Os ministros foram acusados de “mexer nas arestas” depois de limitarem os juros pagos sobre empréstimos estudantis ao dobro da taxa actual de inflação.
Após meses de pressão crescente, o Governo concordou finalmente em introduzir um limite máximo de 6 por cento nos juros que os formandos pagam sobre os chamados empréstimos estudantis do Plano 2 e do Plano 3 a partir de Setembro.
Os empréstimos do Plano 2 – contraídos entre 2012 e 2023 – cobravam até agora juros à medida da inflação do índice de preços de retalho (RPI) mais até 3% quando os rendimentos são superiores a £29.385. Isso significa que o máximo atual é de 6,2%.
Essas dívidas e os empréstimos do Plano 3, que cobrem cursos de pós-graduação, mestrado ou doutoramento, serão agora limitados a 6%. Mas o Governo tem sido criticado por introduzir uma medida “apenas uma medida provisória” em vez de ter um limite que corresponda à inflação – actualmente de 3 por cento.
Líder conservador Kemi Badenoch disse que embora o Partido Trabalhista tenha “finalmente notado o problema dos empréstimos estudantis do Plano 2”, o seu limite “não é suficiente”, uma vez que os licenciados ainda pagam juros acima da inflação.

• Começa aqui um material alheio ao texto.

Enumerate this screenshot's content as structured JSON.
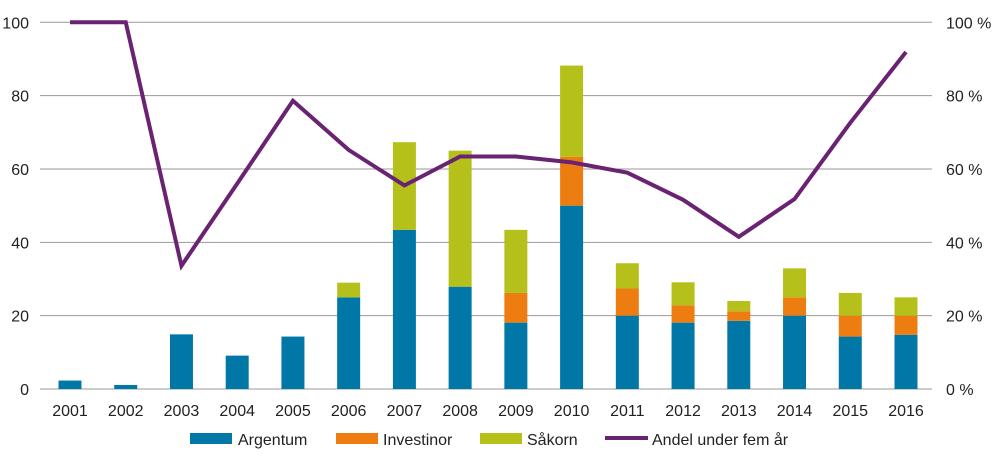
{
  "chart_data": {
    "type": "bar",
    "stacked": true,
    "categories": [
      "2001",
      "2002",
      "2003",
      "2004",
      "2005",
      "2006",
      "2007",
      "2008",
      "2009",
      "2010",
      "2011",
      "2012",
      "2013",
      "2014",
      "2015",
      "2016"
    ],
    "series": [
      {
        "name": "Argentum",
        "color": "#0077a6",
        "values": [
          2.3,
          1.1,
          14.9,
          9.1,
          14.3,
          25.0,
          43.4,
          27.9,
          18.1,
          50.0,
          20.0,
          18.1,
          18.6,
          20.0,
          14.3,
          14.8
        ]
      },
      {
        "name": "Investinor",
        "color": "#ee7d11",
        "values": [
          0,
          0,
          0,
          0,
          0,
          0,
          0,
          0,
          8.1,
          13.3,
          7.4,
          4.7,
          2.6,
          5.0,
          5.7,
          5.2
        ]
      },
      {
        "name": "Såkorn",
        "color": "#b5c11a",
        "values": [
          0,
          0,
          0,
          0,
          0,
          4.0,
          23.9,
          37.1,
          17.2,
          24.9,
          6.9,
          6.3,
          2.8,
          7.9,
          6.2,
          5.0
        ]
      }
    ],
    "line_series": {
      "name": "Andel under fem år",
      "color": "#6a2272",
      "axis": "right",
      "values": [
        100,
        100,
        33.6,
        56,
        78.6,
        65.2,
        55.5,
        63.4,
        63.4,
        61.8,
        59.0,
        51.6,
        41.5,
        51.8,
        72.6,
        91.9
      ]
    },
    "ylim": [
      0,
      100
    ],
    "yticks": [
      "0",
      "20",
      "40",
      "60",
      "80",
      "100"
    ],
    "y2lim": [
      0,
      100
    ],
    "y2ticks": [
      "0 %",
      "20 %",
      "40 %",
      "60 %",
      "80 %",
      "100 %"
    ],
    "grid": true,
    "legend": "bottom",
    "legend_labels": [
      "Argentum",
      "Investinor",
      "Såkorn",
      "Andel under fem år"
    ]
  }
}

E Conservador a porta-voz da educação, Laura Trott, disse que o Partido Trabalhista estava simplesmente “mexer nas bordas”. Ela acrescentou: ‘Sob o Partido Trabalhista, os graduados estão atolados em dívidas com menos perspectivas do que nunca por causa de Raquel Reeves‘ escolhas.
«A sua decisão de congelar os limites de reembolso significa que os jovens estão a pagar mais e mais cedo, ao mesmo tempo que têm menos oportunidades.» Os conservadores planeiam eliminar os juros acima da inflação sobre empréstimos estudantis e acabar com os diplomas universitários “sem saída” se estiverem no poder.

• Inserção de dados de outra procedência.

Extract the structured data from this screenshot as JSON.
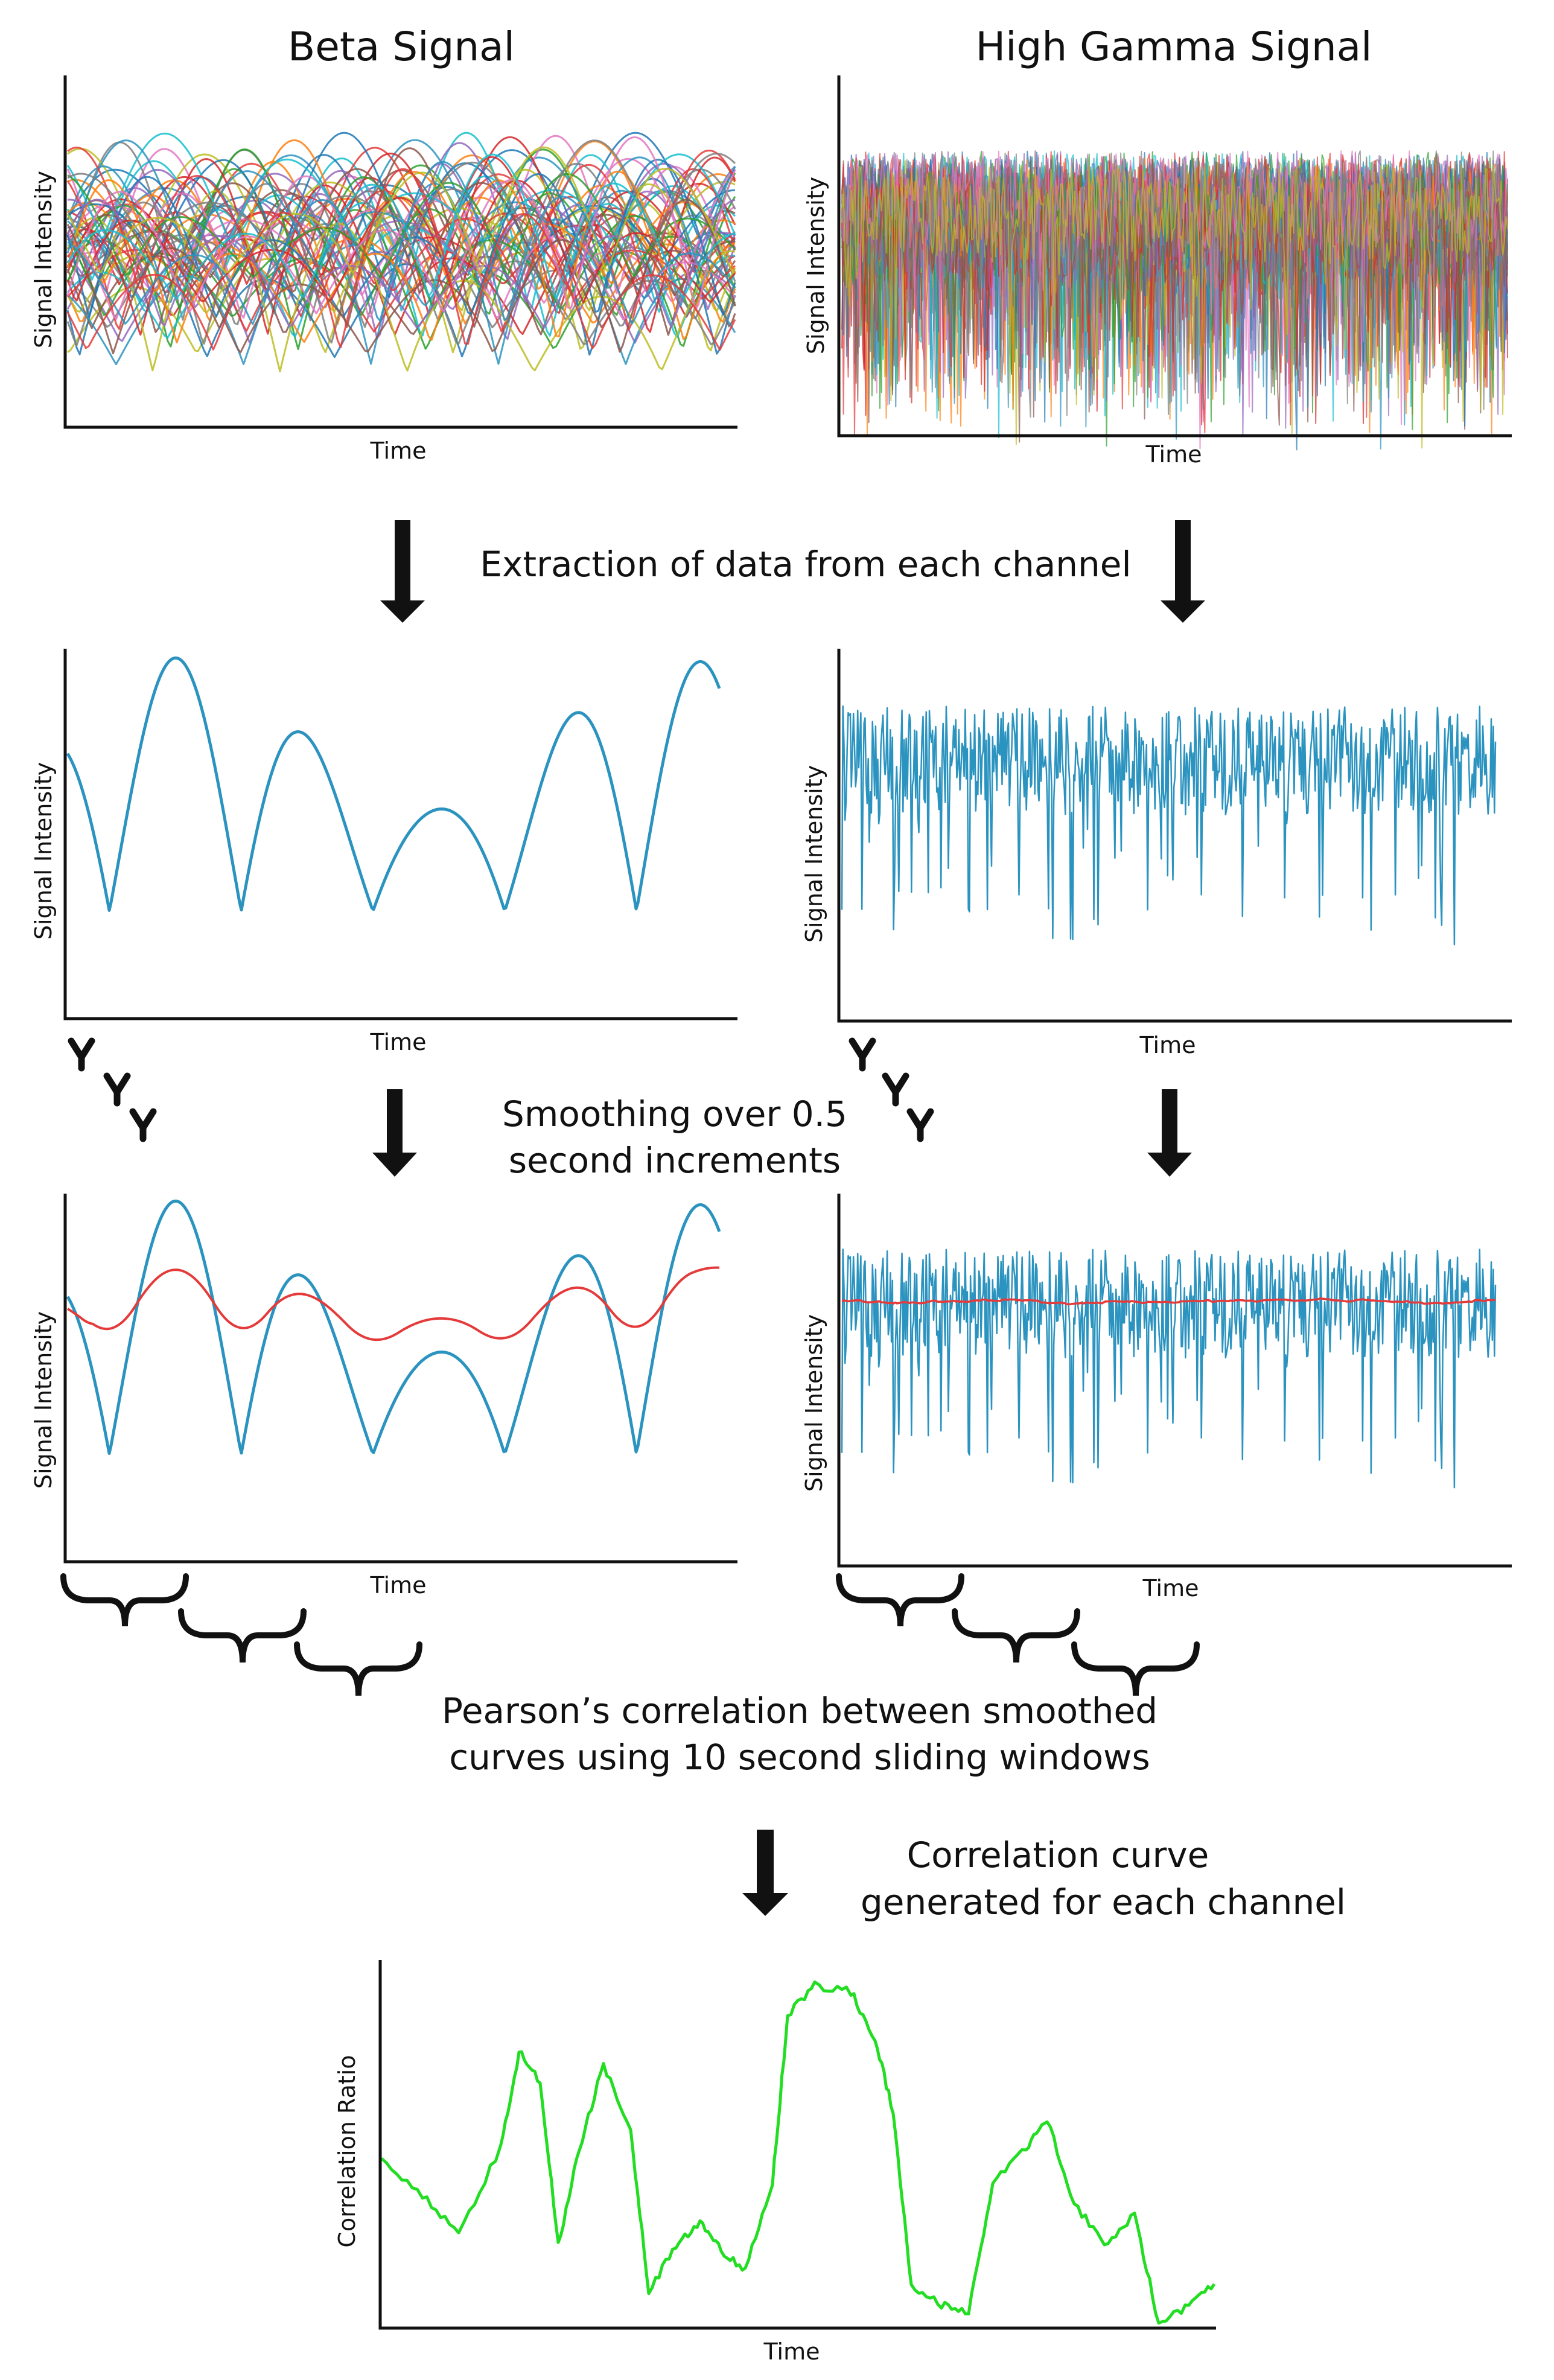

Nick Hillman, diretor do Instituto de Políticas do Ensino Superior, classificou as medidas trabalhistas como “apenas um paliativo” que seria “improvável que aliviasse as preocupações de muitos graduados de 20 e 30 anos”. E a mudança anunciada na terça-feira não afetará os atuais alunos que recebem empréstimos do Plano 5.
Representantes da União Nacional de Estudantes são fotografados em 10 Downing Street em março
O líder conservador Kemi Badenoch criticou a decisão do governo de limitar os juros pagos sobre empréstimos estudantis ao dobro da taxa atual de inflação
O anúncio surge num momento de fúria crescente contra o Partido Trabalhista por não ter conseguido corrigir a “armadilha da dívida” do empréstimo – que fez com que a dívida de alguns licenciados aumentasse mais do que os seus reembolsos devido às elevadas taxas de juro.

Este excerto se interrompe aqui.